Longtemps considérée comme le pilier de la stabilité sociale et économique, la classe moyenne tunisienne est aujourd’hui en net recul. Entre inflation galopante, stagnation des salaires et perte du pouvoir d’achat, une large frange de la population glisse progressivement vers la précarité. Pourquoi la classe moyenne tunisienne disparaît-elle ? Quelles sont les causes profondes de ce phénomène et quelles en sont les conséquences pour l’avenir du pays ?

Une inflation qui érode le pouvoir d’achat

Depuis plusieurs années, la Tunisie fait face à une inflation persistante, touchant en priorité les produits de première nécessité : alimentation, logement, transport et énergie.
Alors que les prix augmentent, les revenus de la classe moyenne restent quasi inchangés, créant un déséquilibre structurel.

Résultat :

  • recul de la consommation
  • endettement croissant
  • disparition de l’épargne

Des salaires figés face à un coût de la vie en hausse

La majorité des salariés tunisiens fonctionnaires, enseignants, cadres moyens, employés du privé appartiennent à la classe moyenne. Pourtant, leurs salaires n’ont pas suivi la hausse réelle du coût de la vie.

Cette stagnation salariale transforme progressivement la classe moyenne en classe vulnérable, incapable de maintenir son niveau de vie.

Logement, santé, éducation : des charges de plus en plus lourdes

Traditionnellement, la classe moyenne investissait dans :

  • l’accession à la propriété
  • l’éducation privée ou semi-privée
  • les soins de santé de qualité

Aujourd’hui, ces postes deviennent inaccessibles pour une grande partie des ménages, contraints de revoir leurs priorités à la baisse.

Endettement et déclassement social

Pour maintenir un niveau de vie décent, de nombreux ménages ont recours au crédit à la consommation. Cette dépendance à l’endettement accélère le déclassement social et fragilise davantage la classe moyenne tunisienne.
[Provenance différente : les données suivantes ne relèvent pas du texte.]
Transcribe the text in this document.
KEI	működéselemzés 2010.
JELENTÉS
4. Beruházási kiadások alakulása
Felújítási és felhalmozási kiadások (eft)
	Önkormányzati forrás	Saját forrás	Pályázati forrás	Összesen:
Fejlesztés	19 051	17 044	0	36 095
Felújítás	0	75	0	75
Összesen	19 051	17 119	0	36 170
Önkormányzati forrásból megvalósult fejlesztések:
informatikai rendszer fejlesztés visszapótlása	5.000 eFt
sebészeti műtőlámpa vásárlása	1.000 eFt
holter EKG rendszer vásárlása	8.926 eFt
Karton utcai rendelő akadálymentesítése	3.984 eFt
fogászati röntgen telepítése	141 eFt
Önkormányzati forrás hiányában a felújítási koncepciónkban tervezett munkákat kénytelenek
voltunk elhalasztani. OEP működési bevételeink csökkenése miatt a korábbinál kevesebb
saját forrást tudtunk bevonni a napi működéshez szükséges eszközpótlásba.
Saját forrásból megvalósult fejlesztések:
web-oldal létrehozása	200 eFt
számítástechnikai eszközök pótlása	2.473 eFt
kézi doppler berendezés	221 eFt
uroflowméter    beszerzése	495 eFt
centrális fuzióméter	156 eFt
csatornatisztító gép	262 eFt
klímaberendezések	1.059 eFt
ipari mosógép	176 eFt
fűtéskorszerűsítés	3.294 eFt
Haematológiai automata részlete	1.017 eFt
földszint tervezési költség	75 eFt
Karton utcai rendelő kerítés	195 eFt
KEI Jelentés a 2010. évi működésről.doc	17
Un phénomène aux conséquences profondes

La disparition de la classe moyenne n’est pas qu’un problème économique. Elle entraîne :

  • une polarisation sociale accrue
  • une montée du sentiment d’injustice
  • une instabilité sociale et politique

Sans une classe moyenne forte, la cohésion sociale s’affaiblit et les perspectives de développement durable s’éloignent.

Peut-on encore sauver la classe moyenne tunisienne ?

Le redressement passe par :

  • une politique salariale réaliste
  • un contrôle efficace des prix
  • une réforme fiscale plus équitable
  • un soutien ciblé au pouvoir d’achat

Sans mesures structurelles, la classe moyenne tunisienne risque de devenir un simple souvenir.

Impacts et enjeux pour l’avenir de la Tunisie

La disparition progressive de la classe moyenne tunisienne est l’un des signaux les plus alarmants de la crise actuelle. Elle interpelle les décideurs, mais aussi l’ensemble de la société. Restaurer cette classe n’est pas un luxe : c’est une nécessité vitale pour l’avenir de la Tunisie.